The Cato Institute, a libertarian think-tank in Washington, D.C., is challenging a federal criminal statute on the grounds that Congress acted without constitutional authority when it passed the law.

Cato and other challengers in Comstock argue that the federal government cannot use the Necessary and Proper Clause in Article 1 §8 of the Constitution to justify any and all federal action.   The government, on the other hand, argues that the Necessary and Proper Clause and the Commerce Clause in §8 allow the government to enact a range of federal criminal statutes, even if such laws are typically the province of state power.

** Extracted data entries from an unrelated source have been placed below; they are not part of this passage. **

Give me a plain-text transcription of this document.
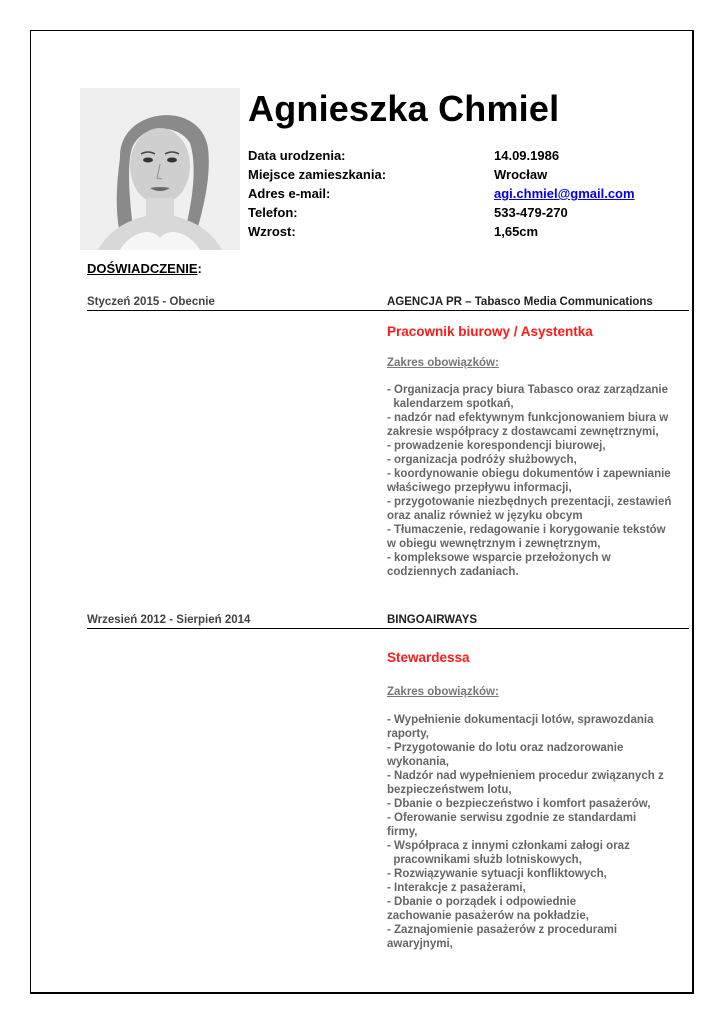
Agnieszka Chmiel
Data urodzenia:	14.09.1986
Miejsce zamieszkania:	Wrocław
Adres e-mail:	agi.chmiel@gmail.com
Telefon:	533-479-270
Wzrost:	1,65cm
DOŚWIADCZENIE:
Styczeń 2015 - Obecnie	AGENCJA PR – Tabasco Media Communications
Pracownik biurowy / Asystentka
Zakres obowiązków:
- Organizacja pracy biura Tabasco oraz zarządzanie
kalendarzem spotkań,
- nadzór nad efektywnym funkcjonowaniem biura w
zakresie współpracy z dostawcami zewnętrznymi,
- prowadzenie korespondencji biurowej,
- organizacja podróży służbowych,
- koordynowanie obiegu dokumentów i zapewnianie
właściwego przepływu informacji,
- przygotowanie niezbędnych prezentacji, zestawień
oraz analiz również w języku obcym
- Tłumaczenie, redagowanie i korygowanie tekstów
w obiegu wewnętrznym i zewnętrznym,
- kompleksowe wsparcie przełożonych w
codziennych zadaniach.
Wrzesień 2012 - Sierpień 2014	BINGOAIRWAYS
Stewardessa
Zakres obowiązków:
- Wypełnienie dokumentacji lotów, sprawozdania
raporty,
- Przygotowanie do lotu oraz nadzorowanie
wykonania,
- Nadzór nad wypełnieniem procedur związanych z
bezpieczeństwem lotu,
- Dbanie o bezpieczeństwo i komfort pasażerów,
- Oferowanie serwisu zgodnie ze standardami
firmy,
- Współpraca z innymi członkami załogi oraz
pracownikami służb lotniskowych,
- Rozwiązywanie sytuacji konfliktowych,
- Interakcje z pasażerami,
- Dbanie o porządek i odpowiednie
zachowanie pasażerów na pokładzie,
- Zaznajomienie pasażerów z procedurami
awaryjnymi,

Of course, by the government’s logic, if the Commerce Clause works to authorize a broad array of criminal laws, then what can’t the government do?  Since the government deems almost any human action to “substantially affect interstate commerce,” then there is nothing that evades federal power.  For example, in this argument audio clip, the government claims federal power is virtually limitless.

The Supreme Court has (unfortunately) already held that growing excess wheat for private consumption falls within the Commerce Clause, and that growing marijuana for private consumption falls within the federal purview as well. (Justices Scalia and Kennedy sided with the government in the latter case.)

As the Cato Institute argued in its brief, “Neither the Necessary and Proper Clause nor the Commerce Clause is a permissible footing for the Act and, therefore, the Act is unconstitutional.  As this Court recognized almost 150 years ago, ‘[no] graver question was ever considered by this court, nor one which more nearly concerns the rights of the whole,’ than the Government’s unconstitutional assertion of power against its own citizens.”

Elena Kagan, in the government’s reply brief, countered, “A commitment under Section 4248 [the act in question] is justified by the Necessary and Proper Clause in combination with whatever enumerated power or powers supported the federal prosecution and custody of the individual in the first instance.”

By June of next year, we’ll learn if the Court would prefer returning to “first principles.”  It could actually limit Congress’ expansive use of Article I § 8, or the justices could continue to allow unbridled federal action whenever the government deems it politically expedient.